I passed. Just because a product or service is cool, unique, or even free for a limited time, doesn’t mean you need to buy it. That’s doubly true when it comes to subscriptions.
Remember, the awesome power of automating your savings – setting it and forgetting it – is working against you when you sign up for a monthly subscription.
My personal budget shows that I paid $624 in subscriptions last year, including the Costco Executive Membership, Amazon Prime, Netflix, Google Play Music, and two annual fee credit cards.
I also paid $20 per month for DAZN, the on-demand live streaming sports service that carries the NFL Sunday Ticket so I could watch my beloved Cleveland Browns. I cancelled after the Browns missed the playoffs (again).
Finally, I signed up for the Dollar Shave Club last year and paid $6.82 per month to get four stainless steel four-blade cartridges in the mail each month. It’s a great deal, and the product is awesome, but I’m not going through the blades that quickly so they’re starting to pile up. I’m on the fence about whether to continue.
My biggest subscription failure was a 30-day free trial for access to 10 images a month from Adobe Stock that turned into a $29.99 per month subscription when I forgot to cancel on time. That was in U.S. dollars too, by the way, which might as well have been $50 CDN.

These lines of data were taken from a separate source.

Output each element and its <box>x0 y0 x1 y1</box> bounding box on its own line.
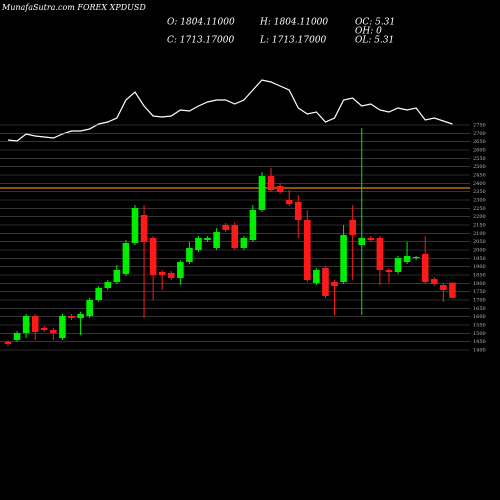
y-tick-label: 1750 <box>473 289 486 295</box>
candle-body <box>421 254 429 282</box>
candle-body <box>367 238 375 240</box>
y-tick-label: 2650 <box>473 139 486 145</box>
candle-body <box>31 316 39 332</box>
info-ol: OL: 5.31 <box>355 36 394 46</box>
candle-body <box>122 243 130 274</box>
y-tick-label: 2600 <box>473 148 486 154</box>
candle-body <box>167 273 175 278</box>
y-tick-label: 1450 <box>473 339 486 345</box>
y-tick-label: 1950 <box>473 256 486 262</box>
candle-body <box>86 300 93 316</box>
y-tick-label: 2400 <box>473 181 486 187</box>
candle-body <box>213 232 220 248</box>
y-tick-label: 2150 <box>473 223 486 229</box>
y-tick-label: 1650 <box>473 306 486 312</box>
candle-body <box>131 208 139 243</box>
candle-body <box>267 176 275 190</box>
info-high: H: 1804.11000 <box>259 18 328 28</box>
candle-body <box>304 220 311 280</box>
y-tick-label: 2000 <box>473 248 486 254</box>
candle-body <box>276 186 284 192</box>
candle-body <box>358 238 366 245</box>
candle-body <box>440 285 447 290</box>
candle-body <box>195 238 202 250</box>
candle-body <box>340 235 347 282</box>
y-tick-label: 2250 <box>473 206 486 212</box>
y-tick-label: 1400 <box>473 348 486 354</box>
candle-body <box>240 238 248 248</box>
candle-body <box>294 202 302 220</box>
chart-title: MunafaSutra.com FOREX XPDUSD <box>1 3 146 12</box>
y-tick-label: 1600 <box>473 314 486 320</box>
y-tick-label: 2550 <box>473 156 486 162</box>
candle-body <box>412 257 420 258</box>
candle-body <box>430 279 438 284</box>
candle-body <box>50 330 57 333</box>
candle-body <box>231 225 239 248</box>
y-tick-label: 2500 <box>473 164 486 170</box>
candle-body <box>403 256 411 262</box>
info-oh: OH: 0 <box>355 27 382 37</box>
candle-body <box>285 200 293 204</box>
candle-body <box>222 225 229 230</box>
y-tick-label: 1800 <box>473 281 486 287</box>
candle-body <box>113 270 121 282</box>
candle-body <box>22 316 30 333</box>
y-tick-label: 2350 <box>473 189 486 195</box>
candle-body <box>449 282 456 298</box>
y-tick-label: 1700 <box>473 298 486 304</box>
y-tick-label: 2750 <box>473 123 486 129</box>
candle-body <box>385 270 393 272</box>
info-low: L: 1713.17000 <box>259 36 327 46</box>
y-tick-label: 1900 <box>473 264 486 270</box>
y-tick-label: 1550 <box>473 323 486 329</box>
candle-body <box>313 270 320 283</box>
candle-body <box>186 248 193 262</box>
candle-body <box>349 220 356 235</box>
candle-body <box>331 282 338 286</box>
y-tick-label: 1500 <box>473 331 486 337</box>
candle-body <box>149 238 157 275</box>
candle-body <box>68 316 75 318</box>
y-tick-label: 2050 <box>473 239 486 245</box>
candle-body <box>4 342 12 344</box>
y-tick-label: 2450 <box>473 173 486 179</box>
candle-body <box>258 176 266 210</box>
candle-body <box>204 238 211 240</box>
y-tick-label: 1850 <box>473 273 486 279</box>
candle-body <box>376 238 384 270</box>
indicator-line <box>7 79 453 142</box>
y-tick-label: 2300 <box>473 198 486 204</box>
candle-body <box>77 314 84 318</box>
info-close: C: 1713.17000 <box>167 36 234 46</box>
candle-body <box>394 258 402 272</box>
candle-body <box>158 272 166 275</box>
candle-body <box>104 282 112 288</box>
info-oc: OC: 5.31 <box>355 18 395 28</box>
candle-body <box>59 316 66 338</box>
candle-body <box>40 328 48 330</box>
y-tick-label: 2200 <box>473 214 486 220</box>
candle-body <box>95 288 102 300</box>
candle-body <box>177 262 184 278</box>
candle-body <box>322 268 329 296</box>
y-tick-label: 2100 <box>473 231 486 237</box>
candle-body <box>140 215 148 242</box>
candle-body <box>249 210 257 240</box>
info-open: O: 1804.11000 <box>167 18 235 28</box>
y-tick-label: 2700 <box>473 131 486 137</box>
candle-body <box>13 333 21 340</box>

Then there’s Netflix, a boon for cord-cutters everywhere, but how many of us subscribe to the on-demand streaming service in addition to an expensive monthly cable package?
I’m guilty of this. My family watches Netflix almost exclusively, yet we still pay for a basic cable package – just in case. Meanwhile our cable package is so bare bones that we couldn’t even watch the ball (any ball!) drop at midnight on New Year’s Eve (I cancelled time-shifting).
Annual subscriptions for shopping at Costco and for services like Amazon Prime or Spotify must be evaluated regularly to ensure there’s value for money spent. We shop at Costco weekly, and you can try to pry our Amazon Prime subscription from my cold-dead hands.
Another one to watch is your annual fee credit card. Do the rewards and perks justify the fee paid? Could you get the same value from a no-fee credit card? We like to travel and so we find the perks worthwhile on our annual fee cards. Your mileage may vary.
Take action: Look back at your expenses from last year and make note to get rid of those costly subscriptions that just don’t add much value to your life. And, if you haven’t done so, cancel that Columbia House subscription already!